*grumble*

Apr 30, 2005 19:31

I am so irritated at Denver Health. I've been having headaches every day for months, and they don't know what to do. I've been having uterine cramping for 3 weeks, and they don't know why. And really, what irritates me is not that they don't know, but that they tell me they don't know and that's supposed to be good enough. They don't say they don't know and then go find the person who DOES know. They just leave it at that and I'm supposed to deal with it. Well I'm sick of dealing with it. I'm sick of hurting, and I'm sick of being moody because of it. What the hell do I pay for insurance for, anyways? Grr.

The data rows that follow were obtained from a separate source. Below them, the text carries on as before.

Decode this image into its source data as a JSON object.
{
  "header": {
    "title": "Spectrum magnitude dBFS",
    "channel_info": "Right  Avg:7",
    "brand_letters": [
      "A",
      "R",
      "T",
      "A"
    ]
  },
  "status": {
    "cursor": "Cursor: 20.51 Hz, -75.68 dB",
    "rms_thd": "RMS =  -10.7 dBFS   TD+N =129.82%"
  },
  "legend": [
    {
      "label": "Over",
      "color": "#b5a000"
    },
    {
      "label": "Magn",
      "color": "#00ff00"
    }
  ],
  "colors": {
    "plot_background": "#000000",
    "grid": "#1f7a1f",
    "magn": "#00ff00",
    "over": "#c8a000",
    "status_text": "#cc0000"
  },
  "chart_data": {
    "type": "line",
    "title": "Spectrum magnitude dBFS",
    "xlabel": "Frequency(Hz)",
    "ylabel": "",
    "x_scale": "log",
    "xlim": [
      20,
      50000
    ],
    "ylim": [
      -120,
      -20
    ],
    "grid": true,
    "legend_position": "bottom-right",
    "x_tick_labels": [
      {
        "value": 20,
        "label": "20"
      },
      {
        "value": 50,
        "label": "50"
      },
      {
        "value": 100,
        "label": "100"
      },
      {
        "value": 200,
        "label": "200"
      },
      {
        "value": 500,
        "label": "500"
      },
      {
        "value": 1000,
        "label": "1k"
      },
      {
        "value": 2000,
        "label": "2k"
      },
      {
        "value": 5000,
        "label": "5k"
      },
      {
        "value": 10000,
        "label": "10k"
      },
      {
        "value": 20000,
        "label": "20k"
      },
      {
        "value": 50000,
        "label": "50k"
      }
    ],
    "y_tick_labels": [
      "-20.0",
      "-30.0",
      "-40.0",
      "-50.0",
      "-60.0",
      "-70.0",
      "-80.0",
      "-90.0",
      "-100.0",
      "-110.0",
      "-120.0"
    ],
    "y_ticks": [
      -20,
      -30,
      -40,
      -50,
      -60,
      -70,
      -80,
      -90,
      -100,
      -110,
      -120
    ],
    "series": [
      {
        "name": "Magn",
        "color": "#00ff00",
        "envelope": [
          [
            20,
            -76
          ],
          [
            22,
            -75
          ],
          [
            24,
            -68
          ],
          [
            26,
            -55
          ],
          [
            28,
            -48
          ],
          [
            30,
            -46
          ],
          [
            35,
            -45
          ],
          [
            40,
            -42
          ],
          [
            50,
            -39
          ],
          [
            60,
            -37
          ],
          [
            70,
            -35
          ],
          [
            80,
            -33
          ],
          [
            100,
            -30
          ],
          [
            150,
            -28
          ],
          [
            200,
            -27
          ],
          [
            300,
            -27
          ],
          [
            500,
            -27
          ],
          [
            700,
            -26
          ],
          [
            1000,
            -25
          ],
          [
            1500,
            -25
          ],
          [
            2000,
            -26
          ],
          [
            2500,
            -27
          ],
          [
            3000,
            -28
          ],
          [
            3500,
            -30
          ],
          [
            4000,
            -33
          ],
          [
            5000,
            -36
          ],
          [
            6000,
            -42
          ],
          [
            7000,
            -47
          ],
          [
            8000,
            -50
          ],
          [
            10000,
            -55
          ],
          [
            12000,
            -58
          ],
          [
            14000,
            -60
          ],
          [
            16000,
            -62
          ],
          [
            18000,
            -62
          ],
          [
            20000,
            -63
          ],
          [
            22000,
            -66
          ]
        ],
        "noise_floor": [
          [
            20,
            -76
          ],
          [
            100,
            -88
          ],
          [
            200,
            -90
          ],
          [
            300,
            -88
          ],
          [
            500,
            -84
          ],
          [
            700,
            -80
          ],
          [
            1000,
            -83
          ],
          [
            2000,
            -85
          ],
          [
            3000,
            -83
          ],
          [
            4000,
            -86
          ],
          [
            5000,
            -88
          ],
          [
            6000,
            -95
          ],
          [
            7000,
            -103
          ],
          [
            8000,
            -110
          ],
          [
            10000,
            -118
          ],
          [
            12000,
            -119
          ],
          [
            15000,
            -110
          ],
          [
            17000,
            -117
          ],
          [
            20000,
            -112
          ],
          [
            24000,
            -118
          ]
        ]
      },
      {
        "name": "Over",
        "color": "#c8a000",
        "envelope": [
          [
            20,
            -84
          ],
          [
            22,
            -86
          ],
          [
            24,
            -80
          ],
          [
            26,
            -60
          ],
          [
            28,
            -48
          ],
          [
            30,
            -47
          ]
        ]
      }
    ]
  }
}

I didn't get too far on walking one of the dogs every day. The next day after I decided to start, I took Buddy for a ride in the car and then I took Denver for a walk, so that was good. But then the next day the weather turned to winter again. It snowed again today. I'm tired of winter.

On a happier note, I met with a real estate broker today who I really like. His name is Cory, and he's a firefighter with Denver Fire on his off time. He explained a lot of financial stuff to me and helped me understand the estimate we got from our lender. I'm thinking of ditching our realtor we've been working with, but I'm not sure. I feel bad, because she's worked really hard for us to find houses to look at, but she's not nearly the advocate this guy seems to be. And I feel like we kind of need an advocate, because we have so little experience with this house-buying thing. So I guess we'll see. Our current realtor sent us a bunch of properties down in town to look at, which were totally out of our price range and definitely not where we want to live, because we want to stay up here in the mountains. Why send them if she knows we won't buy them? That doesn't make sense to me. I guess we'll see how it goes. We haven't really found anything we really like yet. We've still got a little bit of time before we have to start nailing things down.